5 Responses to “Big Lists” and apologetics

  1. Jeff Lindsay says:

    Fair points, but as I mentioned in my comments, the Big List post was actually inspired by a recent conversation with a struggling member (and is actually a continuation of a post going back several years–the “If only 10% of these charges are true” post at Mormanity). I still haven’t dug into the CES Letter apart from looking at the issues on the LDS temple where they challenge FAIR Mormon. I know, pretty pathetic to be that behind for someone trying to be an apologist of sorts. I will get to it. In my circles here in China, the CES Letter is not an issue as far as I can tell. But I know it is for others in the Church and I do intend to look at it more closely sometime.

    I’m sorry you feel that my position is anti-intellectual. Many people I’ve talked with who were shaken by Big Lists genuinely didn’t understand that there was a large body of information in favor of the LDS position. This is especially true of investigators and new converts, but applies to others as well. The existence of a link to an LDS website does not necessarily demolish the point I was making, nor remove the need to specifically point out some of the things I think people have missed.

    This isn’t just attacking the author, it’s belittling anyone who reads and thinks about it. It’s anti-intellectual and thought stopping.
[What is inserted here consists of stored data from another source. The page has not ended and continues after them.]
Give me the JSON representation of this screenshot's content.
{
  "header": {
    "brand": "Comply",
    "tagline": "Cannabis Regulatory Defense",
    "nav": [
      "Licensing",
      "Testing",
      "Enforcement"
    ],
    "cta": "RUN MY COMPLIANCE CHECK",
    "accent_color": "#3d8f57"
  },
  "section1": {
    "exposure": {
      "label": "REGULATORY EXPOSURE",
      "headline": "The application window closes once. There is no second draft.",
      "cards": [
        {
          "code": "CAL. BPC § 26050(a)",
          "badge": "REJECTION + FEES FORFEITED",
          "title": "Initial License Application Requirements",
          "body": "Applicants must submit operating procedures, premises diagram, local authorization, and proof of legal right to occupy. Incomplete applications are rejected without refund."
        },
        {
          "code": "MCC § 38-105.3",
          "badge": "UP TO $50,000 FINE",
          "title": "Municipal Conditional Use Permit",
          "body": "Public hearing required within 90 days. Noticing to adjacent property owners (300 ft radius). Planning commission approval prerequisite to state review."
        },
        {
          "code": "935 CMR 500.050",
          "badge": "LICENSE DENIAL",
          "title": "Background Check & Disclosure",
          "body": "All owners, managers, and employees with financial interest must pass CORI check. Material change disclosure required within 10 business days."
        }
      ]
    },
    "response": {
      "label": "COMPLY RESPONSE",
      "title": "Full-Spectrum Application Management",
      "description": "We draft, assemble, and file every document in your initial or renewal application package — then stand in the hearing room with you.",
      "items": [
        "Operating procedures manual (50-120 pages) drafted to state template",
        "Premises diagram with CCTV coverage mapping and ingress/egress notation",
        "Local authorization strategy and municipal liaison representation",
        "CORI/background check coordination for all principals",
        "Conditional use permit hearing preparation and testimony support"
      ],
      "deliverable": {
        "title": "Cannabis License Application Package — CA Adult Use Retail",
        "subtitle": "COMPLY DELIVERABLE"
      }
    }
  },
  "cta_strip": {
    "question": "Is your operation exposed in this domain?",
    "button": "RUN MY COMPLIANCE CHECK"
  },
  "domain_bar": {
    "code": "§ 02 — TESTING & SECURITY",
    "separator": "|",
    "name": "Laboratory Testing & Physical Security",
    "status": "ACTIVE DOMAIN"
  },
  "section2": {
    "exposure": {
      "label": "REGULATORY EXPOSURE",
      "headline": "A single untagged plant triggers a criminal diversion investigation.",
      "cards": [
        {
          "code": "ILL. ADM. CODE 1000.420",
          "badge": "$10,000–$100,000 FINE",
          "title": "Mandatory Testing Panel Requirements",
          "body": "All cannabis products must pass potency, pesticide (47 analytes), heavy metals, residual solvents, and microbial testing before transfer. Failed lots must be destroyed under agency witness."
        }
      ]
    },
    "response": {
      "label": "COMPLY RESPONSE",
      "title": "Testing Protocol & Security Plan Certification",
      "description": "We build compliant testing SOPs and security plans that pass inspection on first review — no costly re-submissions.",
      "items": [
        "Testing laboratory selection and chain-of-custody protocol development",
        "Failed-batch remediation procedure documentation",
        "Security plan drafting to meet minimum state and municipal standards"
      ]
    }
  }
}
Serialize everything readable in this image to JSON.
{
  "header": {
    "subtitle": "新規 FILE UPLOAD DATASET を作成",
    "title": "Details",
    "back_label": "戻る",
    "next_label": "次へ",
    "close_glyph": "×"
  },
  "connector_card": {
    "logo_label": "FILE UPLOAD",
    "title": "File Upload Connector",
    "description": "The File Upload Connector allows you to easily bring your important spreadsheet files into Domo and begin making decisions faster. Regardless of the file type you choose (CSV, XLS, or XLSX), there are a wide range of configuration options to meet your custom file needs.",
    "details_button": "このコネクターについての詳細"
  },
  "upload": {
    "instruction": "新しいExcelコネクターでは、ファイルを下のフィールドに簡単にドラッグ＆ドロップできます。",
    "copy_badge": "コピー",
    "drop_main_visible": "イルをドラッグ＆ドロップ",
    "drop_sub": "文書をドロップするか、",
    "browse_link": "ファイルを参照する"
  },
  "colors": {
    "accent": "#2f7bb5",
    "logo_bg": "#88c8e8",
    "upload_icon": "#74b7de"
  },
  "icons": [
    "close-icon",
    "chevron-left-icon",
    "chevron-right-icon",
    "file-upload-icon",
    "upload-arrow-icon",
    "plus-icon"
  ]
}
I think that’s not consistent with what I said nor with the spirit of what I was trying to say. I feel that’s a bit over-wrought, but I suppose it’s easy to feel that a defense of something you strongly disagree with must intrinsically be anti-intellectual.

    • Mithryn says:

      Okay. I can understand.

      I still think it belittling to say that people leave without considering the side for the church. If someone discovers a fraud early, that should be praised, not seen as a negative.

      Nor do I see the evidence in favor of, as you mention. So far, all the evidence I’ve seen is circumstantial at best, or just wifts of hope (such as ‘nhm’ or the “seal of mulek”) passed off as something concrete.

      Nevertheless, I’ll update this post to be more general about big lists and less about the ces letter in specific

  2. Jeff Lindsay says:

    Thanks! Also, out of curiosity, can you clarify the point about the Nephites allegedly being in two different places (at once?) based on my arguments? I see Mesoamerica as the genuinely plausible single general location for the bulk of the Nephites and Jaredites during BOM times, so I’m not sure what the second place is that you are thinking of. Perhaps there was some egregious typo in one of my articles. In any case, I’d like to fix it or rethink whatever I said that caused the confusion. Thanks!

  3. Jeff Lindsay says:

    And yes, I see your point: for those who have been carefully looking at pros and cons during their journey, my statement would be insulting if aimed at them. I’ll need to clarify that. The thing I see frequently–“too often”–does not apply to everyone, and there are people such as yourself that have made a genuine effort to way pros and cons.